I had the pleasure this evening of spending some time with my good friend Maggie She's one of the few people from high school who I've kept in contact with and still make a point to see at each chance I get. We had a wonderful date night of revolving sushi, a walk on mill ave to tempe town lake, QT smoothies and youtube videos.
I enjoy spending time with her because I am able to talk to her about life and she's able to give me advice. We chatted obviously about my move to Oklahoma to be with Dustin and where our lives had ended up. Her and I both agreed that we are no were where we thought we'd be four years ago, but its not a bad thing its a good thing. I am extremely thankful for Dustin being brought into my life and cannot believe that I chose to take this path that lead me to him.

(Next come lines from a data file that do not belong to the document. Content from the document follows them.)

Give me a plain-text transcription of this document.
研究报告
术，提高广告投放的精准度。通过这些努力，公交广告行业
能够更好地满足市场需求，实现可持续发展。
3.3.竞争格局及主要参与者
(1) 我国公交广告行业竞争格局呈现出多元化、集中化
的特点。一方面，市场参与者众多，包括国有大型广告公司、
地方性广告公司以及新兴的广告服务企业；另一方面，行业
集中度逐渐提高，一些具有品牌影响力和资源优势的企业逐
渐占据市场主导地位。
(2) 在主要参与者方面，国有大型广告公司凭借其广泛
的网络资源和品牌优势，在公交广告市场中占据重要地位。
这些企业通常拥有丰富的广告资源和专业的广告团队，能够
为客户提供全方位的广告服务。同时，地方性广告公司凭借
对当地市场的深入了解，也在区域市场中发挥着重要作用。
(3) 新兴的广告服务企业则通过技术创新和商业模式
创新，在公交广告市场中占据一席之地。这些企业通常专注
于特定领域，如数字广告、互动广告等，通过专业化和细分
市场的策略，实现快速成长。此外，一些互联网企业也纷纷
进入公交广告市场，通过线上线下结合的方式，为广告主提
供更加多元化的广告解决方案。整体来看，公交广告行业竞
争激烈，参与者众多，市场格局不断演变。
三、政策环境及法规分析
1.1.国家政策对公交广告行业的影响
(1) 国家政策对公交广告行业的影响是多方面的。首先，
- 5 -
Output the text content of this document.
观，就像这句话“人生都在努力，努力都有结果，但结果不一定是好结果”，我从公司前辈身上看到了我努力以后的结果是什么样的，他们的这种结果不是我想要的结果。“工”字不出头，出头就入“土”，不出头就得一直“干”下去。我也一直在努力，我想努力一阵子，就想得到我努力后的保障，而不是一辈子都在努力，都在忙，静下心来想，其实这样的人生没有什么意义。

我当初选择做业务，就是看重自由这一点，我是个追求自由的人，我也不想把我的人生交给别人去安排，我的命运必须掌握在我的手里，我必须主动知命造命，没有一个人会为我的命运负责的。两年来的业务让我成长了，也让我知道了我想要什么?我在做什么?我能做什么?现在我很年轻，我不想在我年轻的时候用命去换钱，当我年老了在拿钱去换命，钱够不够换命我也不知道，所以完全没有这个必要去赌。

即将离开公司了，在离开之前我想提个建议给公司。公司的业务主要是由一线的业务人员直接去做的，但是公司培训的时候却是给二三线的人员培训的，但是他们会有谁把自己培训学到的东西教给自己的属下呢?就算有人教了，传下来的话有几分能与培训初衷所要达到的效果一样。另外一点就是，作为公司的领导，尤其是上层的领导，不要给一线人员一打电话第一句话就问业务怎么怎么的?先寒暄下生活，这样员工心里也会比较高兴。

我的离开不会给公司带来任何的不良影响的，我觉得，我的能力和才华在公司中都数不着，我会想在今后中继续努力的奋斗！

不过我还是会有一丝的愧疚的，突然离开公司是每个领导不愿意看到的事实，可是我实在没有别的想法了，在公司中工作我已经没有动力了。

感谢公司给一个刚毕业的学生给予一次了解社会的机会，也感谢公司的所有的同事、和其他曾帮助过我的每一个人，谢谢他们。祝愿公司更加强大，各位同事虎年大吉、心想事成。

What is scary to look back on is-I almost took the other route-I almost didn't fly out to indiana that summer. It baffles me to think about where my life would be right now if I hadn't chosen that path. Were Dustin and I destined to find each other in another way? or was my decision the key puzzle piece that solidified our futures.
As I am about to graduate from college, I look back and these past four years and see how wonderful they truly were. Many people say college is the best years of your life. I agree it was wonderful-and it wasn't for any scholastic or "college parties" reason-it was because in college I learned who i am and what is important to me. I grew up and realized I didn't have to settle for what was there- i needed to branch out and find something new. I feel in love-deeply and forever in love. I've grown up a lot since the last time I put on a cap and gown and I'd like to think I got more out of these past four years than a degree to hang on the wall.
As I sat on the bench overlooking Tempe town lake, i thought to myself "am I ever going to come back here". It was an odd thing to think about-leaving a place you've come to call home. But in reality home isn't a physical place, its in love you have for others and those who love you. I'll be home when I'm with Dustin and I know I'll always have a place here too.